Even so, Minnesota union leaders pointed to new organizing efforts as proof of a continued need for representation.

Since Labor Day, the health care sector saw 10% growth in union membership through active organizing, said SEIU Healthcare Minnesota President Jamie Gulley.

"That is going to continue," Gulley said. "Health care workers going into year three of the pandemic do not feel that they have been supported by their employers."

Officials with Laborers' International Union of North America (LIUNA) of Minnesota and North Dakota and Minnesota AFL-CIO credited the growth to pressures COVID-19 exacted on the health care industry; a rise in state and federal funds aimed at the heavily unionized construction trades; and the "Great Resignation," which saw many Minnesotans flee non-union jobs for higher-paying union jobs.

Organizing efforts included health care workers at Fairview and Allina health systems and nursing homes.

Workers at Half Price Books in Coon Rapids, Roseville, St. Paul and St. Louis Park also formed a union.

Plus, construction projects from Rochester to the Iron Range employed more union trades workers.

Minnesota union membership benefited from the March passage of President Biden's $1.9 trillion American Rescue Plan Act of 2021, and November's passage of the $1.2 trillion Infrastructure Investment and Jobs Act, said Gulley and other AFL-CIO officials.

Both acts should continue to shuffle billions into Minnesota's highly unionized construction sector, they said.
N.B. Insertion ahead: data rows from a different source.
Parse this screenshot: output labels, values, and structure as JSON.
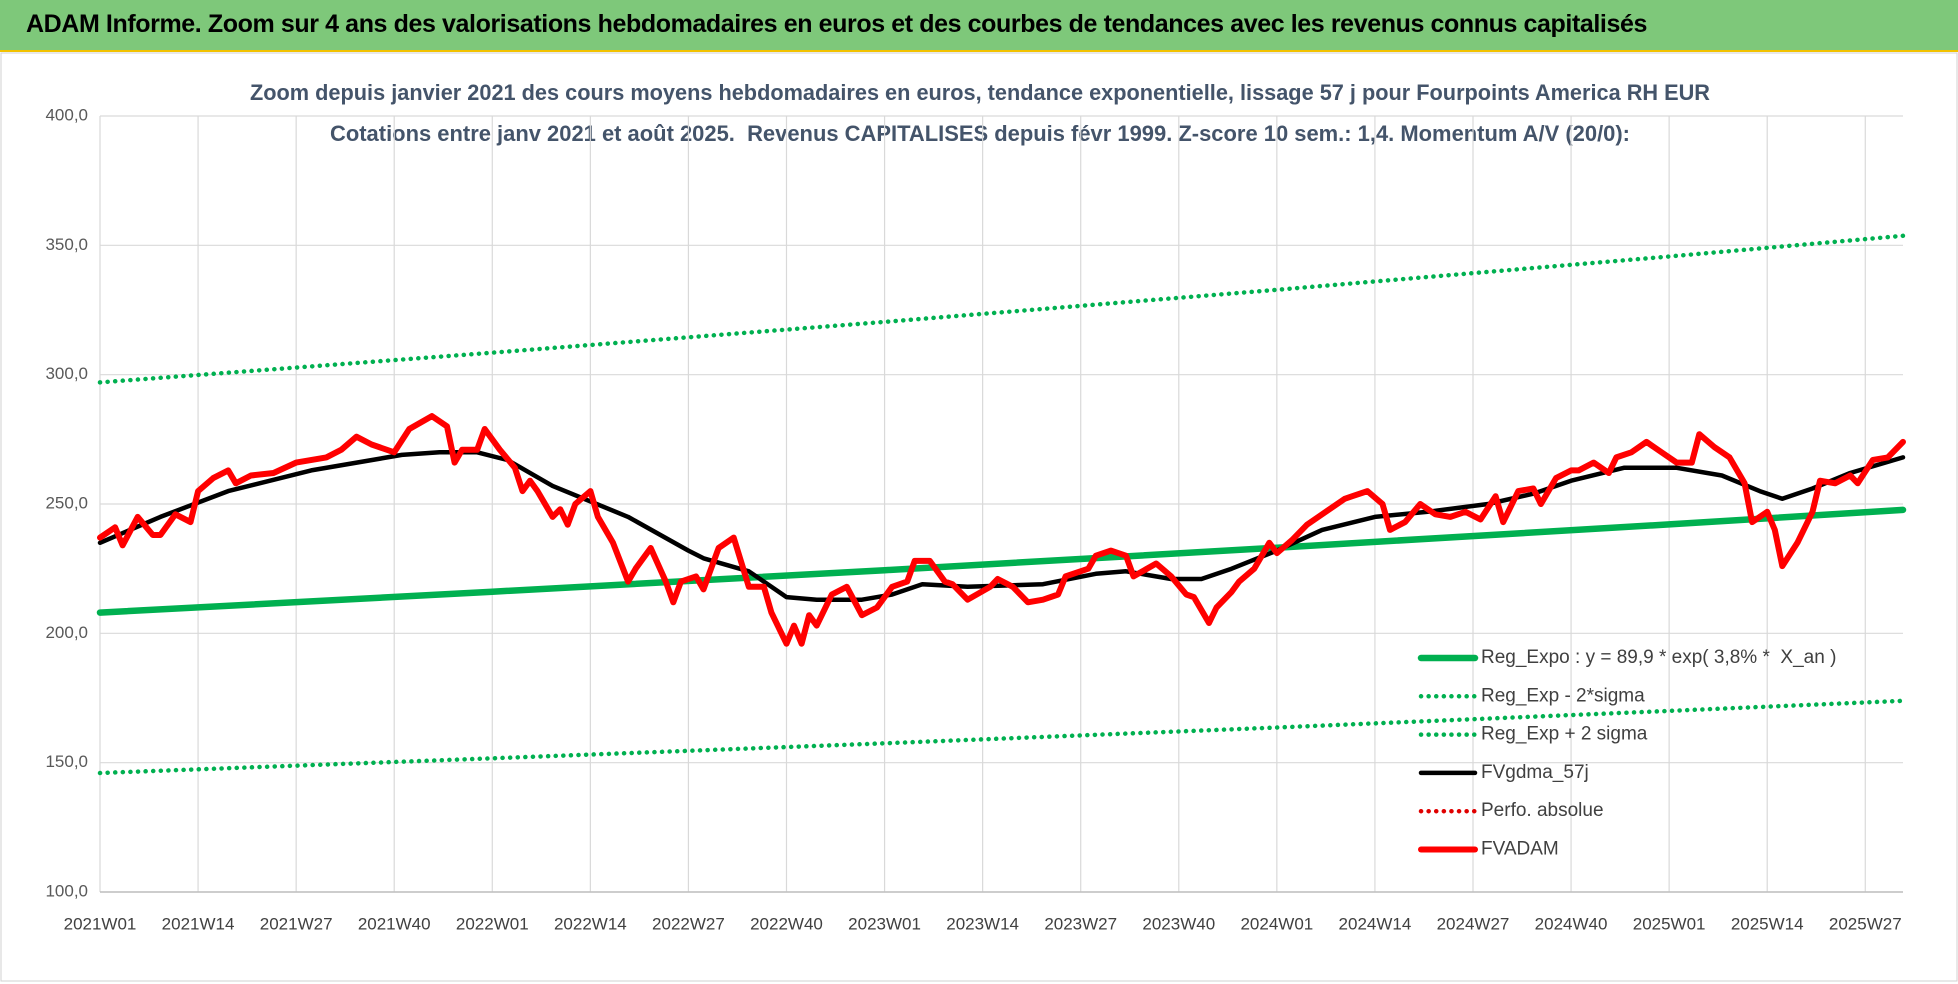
{
  "header": {
    "title": "ADAM Informe. Zoom sur 4 ans des valorisations hebdomadaires en euros et des courbes de tendances avec les revenus connus capitalisés"
  },
  "chart_data": {
    "type": "line",
    "title": "Zoom depuis janvier 2021 des cours moyens hebdomadaires en euros, tendance exponentielle, lissage 57 j pour Fourpoints America RH EUR",
    "subtitle": "Cotations entre janv 2021 et août 2025.  Revenus CAPITALISES depuis févr 1999. Z-score 10 sem.: 1,4. Momentum A/V (20/0):",
    "xlim": [
      0,
      239
    ],
    "xticks": [
      {
        "value": 0,
        "label": "2021W01"
      },
      {
        "value": 13,
        "label": "2021W14"
      },
      {
        "value": 26,
        "label": "2021W27"
      },
      {
        "value": 39,
        "label": "2021W40"
      },
      {
        "value": 52,
        "label": "2022W01"
      },
      {
        "value": 65,
        "label": "2022W14"
      },
      {
        "value": 78,
        "label": "2022W27"
      },
      {
        "value": 91,
        "label": "2022W40"
      },
      {
        "value": 104,
        "label": "2023W01"
      },
      {
        "value": 117,
        "label": "2023W14"
      },
      {
        "value": 130,
        "label": "2023W27"
      },
      {
        "value": 143,
        "label": "2023W40"
      },
      {
        "value": 156,
        "label": "2024W01"
      },
      {
        "value": 169,
        "label": "2024W14"
      },
      {
        "value": 182,
        "label": "2024W27"
      },
      {
        "value": 195,
        "label": "2024W40"
      },
      {
        "value": 208,
        "label": "2025W01"
      },
      {
        "value": 221,
        "label": "2025W14"
      },
      {
        "value": 234,
        "label": "2025W27"
      }
    ],
    "ylim": [
      100,
      400
    ],
    "yticks": [
      {
        "value": 100,
        "label": "100,0"
      },
      {
        "value": 150,
        "label": "150,0"
      },
      {
        "value": 200,
        "label": "200,0"
      },
      {
        "value": 250,
        "label": "250,0"
      },
      {
        "value": 300,
        "label": "300,0"
      },
      {
        "value": 350,
        "label": "350,0"
      },
      {
        "value": 400,
        "label": "400,0"
      }
    ],
    "grid": true,
    "legend": "right",
    "series": [
      {
        "name": "Reg_Expo : y = 89,9 * exp( 3,8% *  X_an )",
        "color": "#00b050",
        "style": "solid",
        "x": [
          0,
          52,
          104,
          156,
          208,
          239
        ],
        "values": [
          208,
          216.1,
          224.4,
          233.1,
          242.1,
          247.7
        ]
      },
      {
        "name": "Reg_Exp - 2*sigma",
        "color": "#00b050",
        "style": "dotted",
        "x": [
          0,
          52,
          104,
          156,
          208,
          239
        ],
        "values": [
          146,
          151.7,
          157.5,
          163.6,
          170,
          173.9
        ]
      },
      {
        "name": "Reg_Exp + 2 sigma",
        "color": "#00b050",
        "style": "dotted",
        "x": [
          0,
          52,
          104,
          156,
          208,
          239
        ],
        "values": [
          297,
          308.5,
          320.4,
          332.8,
          345.7,
          353.7
        ]
      },
      {
        "name": "FVgdma_57j",
        "color": "#000000",
        "style": "solid",
        "x": [
          0,
          8,
          17,
          28,
          40,
          45,
          50,
          54,
          60,
          70,
          78,
          80,
          86,
          91,
          95,
          101,
          105,
          109,
          115,
          125,
          132,
          136,
          142,
          146,
          150,
          156,
          162,
          169,
          176,
          184,
          190,
          195,
          202,
          209,
          215,
          220,
          223,
          227,
          232,
          239
        ],
        "values": [
          235,
          245,
          255,
          263,
          269,
          270,
          270,
          267,
          257,
          245,
          232,
          229,
          224,
          214,
          213,
          213,
          215,
          219,
          218,
          219,
          223,
          224,
          221,
          221,
          225,
          232,
          240,
          245,
          247,
          250,
          254,
          259,
          264,
          264,
          261,
          255,
          252,
          256,
          262,
          268
        ]
      },
      {
        "name": "Perfo. absolue",
        "color": "#e00000",
        "style": "dotted"
      },
      {
        "name": "FVADAM",
        "color": "#ff0000",
        "style": "solid",
        "x": [
          0,
          2,
          3,
          5,
          7,
          8,
          10,
          12,
          13,
          15,
          17,
          18,
          20,
          23,
          26,
          30,
          32,
          34,
          36,
          39,
          41,
          44,
          46,
          47,
          48,
          50,
          51,
          53,
          55,
          56,
          57,
          58,
          60,
          61,
          62,
          63,
          65,
          66,
          68,
          70,
          71,
          73,
          75,
          76,
          77,
          79,
          80,
          82,
          84,
          86,
          88,
          89,
          91,
          92,
          93,
          94,
          95,
          97,
          99,
          101,
          103,
          105,
          107,
          108,
          110,
          112,
          113,
          115,
          118,
          119,
          121,
          123,
          125,
          127,
          128,
          131,
          132,
          134,
          136,
          137,
          140,
          142,
          144,
          145,
          147,
          148,
          150,
          151,
          153,
          155,
          156,
          158,
          160,
          162,
          165,
          166,
          168,
          170,
          171,
          173,
          175,
          177,
          179,
          181,
          183,
          185,
          186,
          188,
          190,
          191,
          193,
          195,
          196,
          198,
          200,
          201,
          203,
          205,
          207,
          209,
          211,
          212,
          214,
          216,
          218,
          219,
          221,
          222,
          223,
          225,
          227,
          228,
          230,
          232,
          233,
          235,
          237,
          239
        ],
        "values": [
          237,
          241,
          234,
          245,
          238,
          238,
          246,
          243,
          255,
          260,
          263,
          258,
          261,
          262,
          266,
          268,
          271,
          276,
          273,
          270,
          279,
          284,
          280,
          266,
          271,
          271,
          279,
          271,
          264,
          255,
          259,
          255,
          245,
          248,
          242,
          250,
          255,
          245,
          235,
          220,
          225,
          233,
          220,
          212,
          220,
          222,
          217,
          233,
          237,
          218,
          218,
          208,
          196,
          203,
          196,
          207,
          203,
          215,
          218,
          207,
          210,
          218,
          220,
          228,
          228,
          220,
          219,
          213,
          218,
          221,
          218,
          212,
          213,
          215,
          222,
          225,
          230,
          232,
          230,
          222,
          227,
          222,
          215,
          214,
          204,
          210,
          216,
          220,
          225,
          235,
          231,
          236,
          242,
          246,
          252,
          253,
          255,
          250,
          240,
          243,
          250,
          246,
          245,
          247,
          244,
          253,
          243,
          255,
          256,
          250,
          260,
          263,
          263,
          266,
          262,
          268,
          270,
          274,
          270,
          266,
          266,
          277,
          272,
          268,
          258,
          243,
          247,
          240,
          226,
          235,
          247,
          259,
          258,
          261,
          258,
          267,
          268,
          274
        ]
      }
    ]
  }
}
LIUNA of Minnesota and North Dakota is expecting membership to grow because of this and is currently completing an expansion of a training center in Hugo, said Liz Xiong, spokeswoman for LIUNA.
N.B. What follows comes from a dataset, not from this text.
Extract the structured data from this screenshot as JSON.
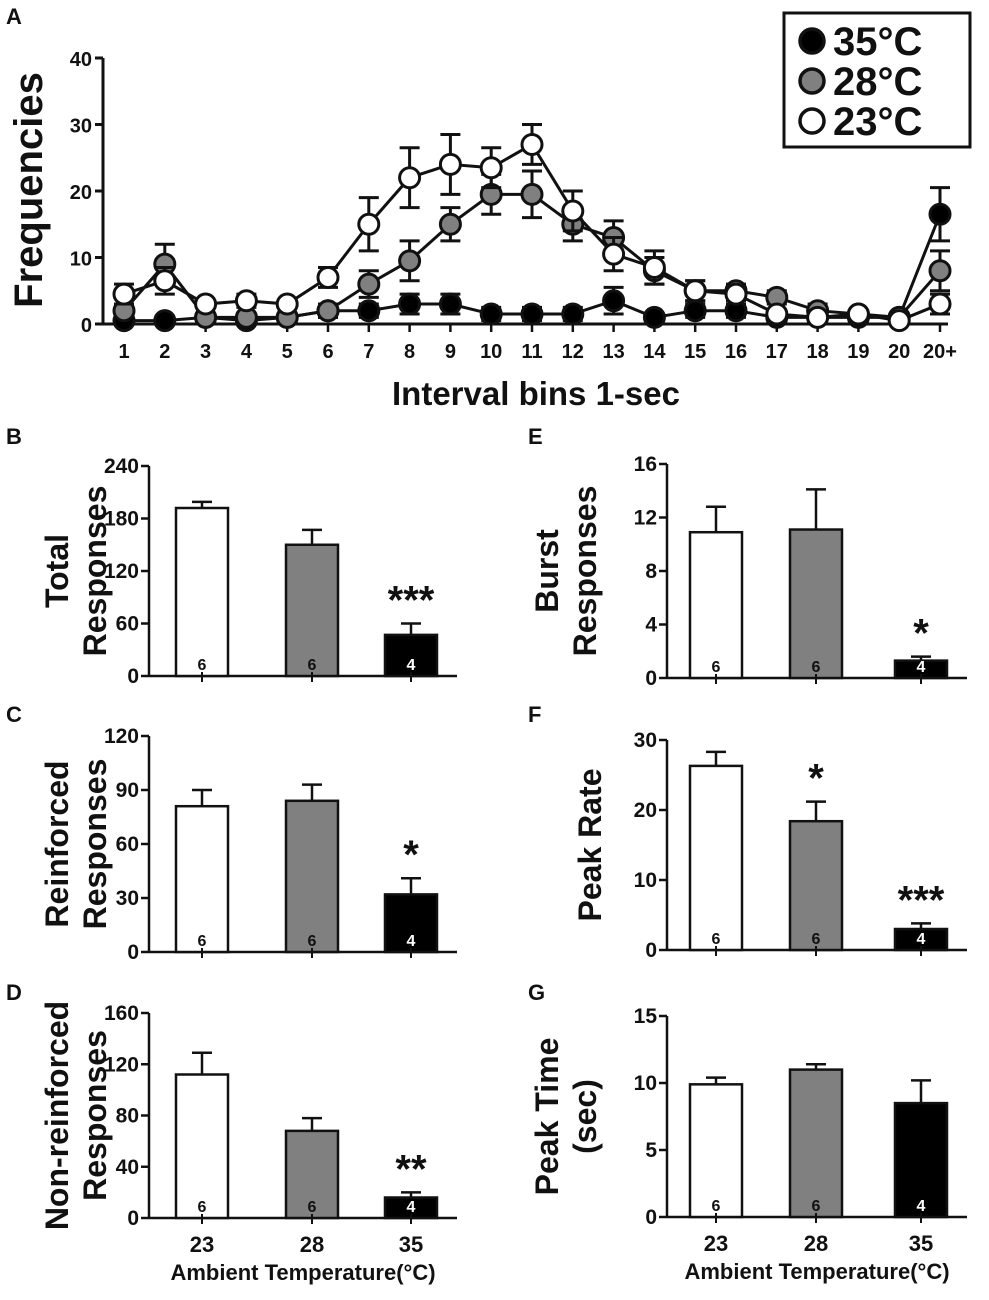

The Enbridge pipeline project and the completion of the massive Interstate 35 project in the Twin Cities both contributed to an increase in membership that went from 12,802 at the beginning of the year to 13,424 in October, she said.

All 18 locals in the Iron Range Building and Construction Trades organization in the northeastern part of the state are adding apprentices, journeymen and other trades professionals, said Mike Syversrud, president of the group.
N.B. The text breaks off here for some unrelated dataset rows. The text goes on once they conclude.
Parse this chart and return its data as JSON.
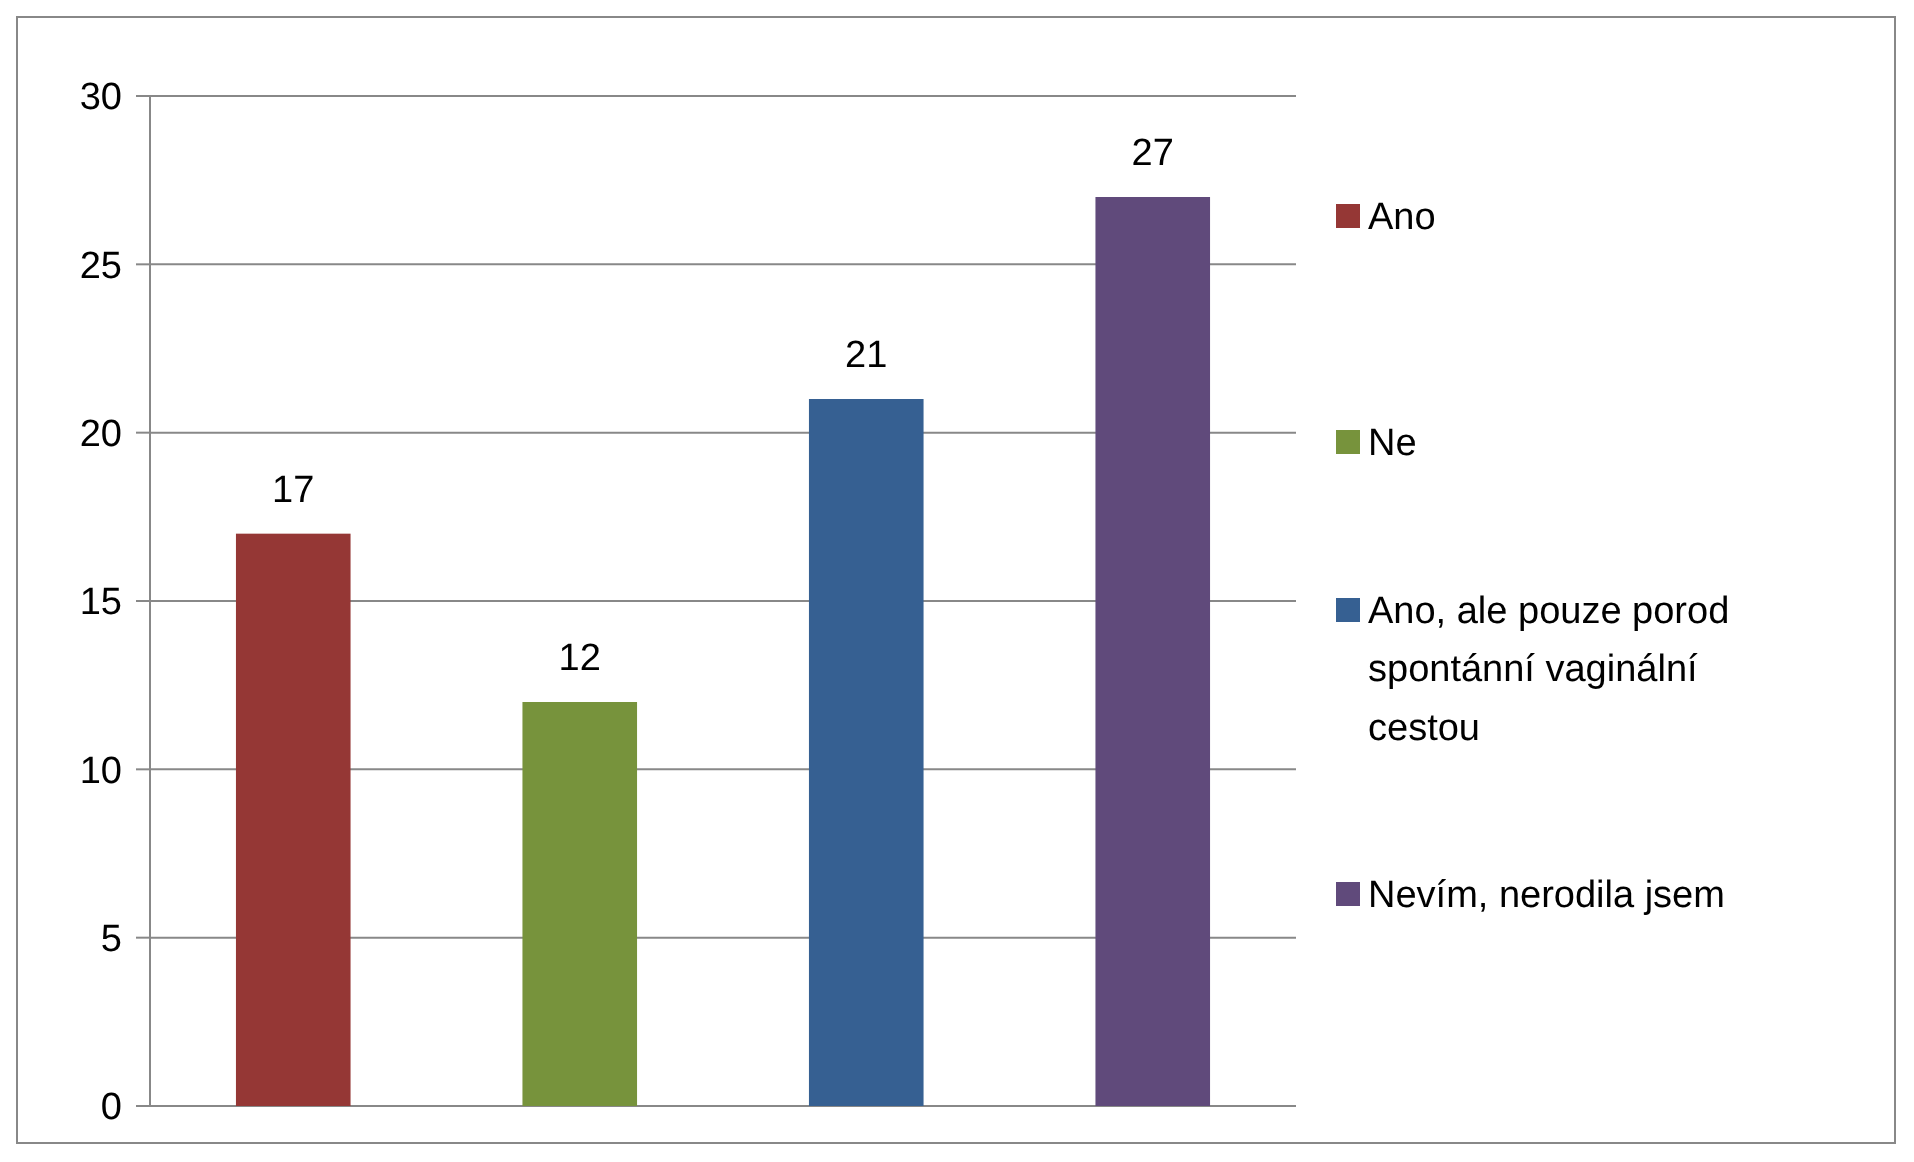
{
  "chart_data": {
    "type": "bar",
    "categories": [
      null,
      null,
      null,
      null
    ],
    "series": [
      {
        "name": "Ano",
        "color": "#953735",
        "values": [
          17,
          null,
          null,
          null
        ]
      },
      {
        "name": "Ne",
        "color": "#77933c",
        "values": [
          null,
          12,
          null,
          null
        ]
      },
      {
        "name": "Ano, ale pouze porod spontánní vaginální cestou",
        "color": "#366092",
        "values": [
          null,
          null,
          21,
          null
        ]
      },
      {
        "name": "Nevím, nerodila jsem",
        "color": "#604a7b",
        "values": [
          null,
          null,
          null,
          27
        ]
      }
    ],
    "ylim": [
      0,
      30
    ],
    "yticks": [
      0,
      5,
      10,
      15,
      20,
      25,
      30
    ],
    "grid": "y",
    "legend": "right",
    "data_labels": true
  }
}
For example, there are $100 million worth of road and bridge work in Itasca County, a new hotel, hockey rink and bumper car event center in Virginia, plus three new schools in Eveleth and Virginia, and the $900 million Vision Northland Hospital being built by Essentia Health in Duluth.

Vision Northland alone calls for 5,600 construction jobs and almost all are union posts.

"I don't know of a single trade this year that has not been busy," Syversrud said. "We have all been scrambling to find more workers."

The Labor Department found unionizing activities were prevalent nationwide. It cited organizing drives for nurses, journalists, graduate students, baristas as well as successful strikes by taxi drivers in New York and by 10,000 John Deere factory workers in Illinois and Iowa.

While organizing efforts failed at Amazon facilities in New York and Alabama, they succeeded at Starbucks in Buffalo, N.Y, at Half Price Books in Minnesota and of 400 Google engineers in Silicon Valley.

"Despite the decline in union membership and the growing gap between the demand for and the availability of union membership, workers continued to exercise their right to form unions and bargain collectively in 2021," the report said.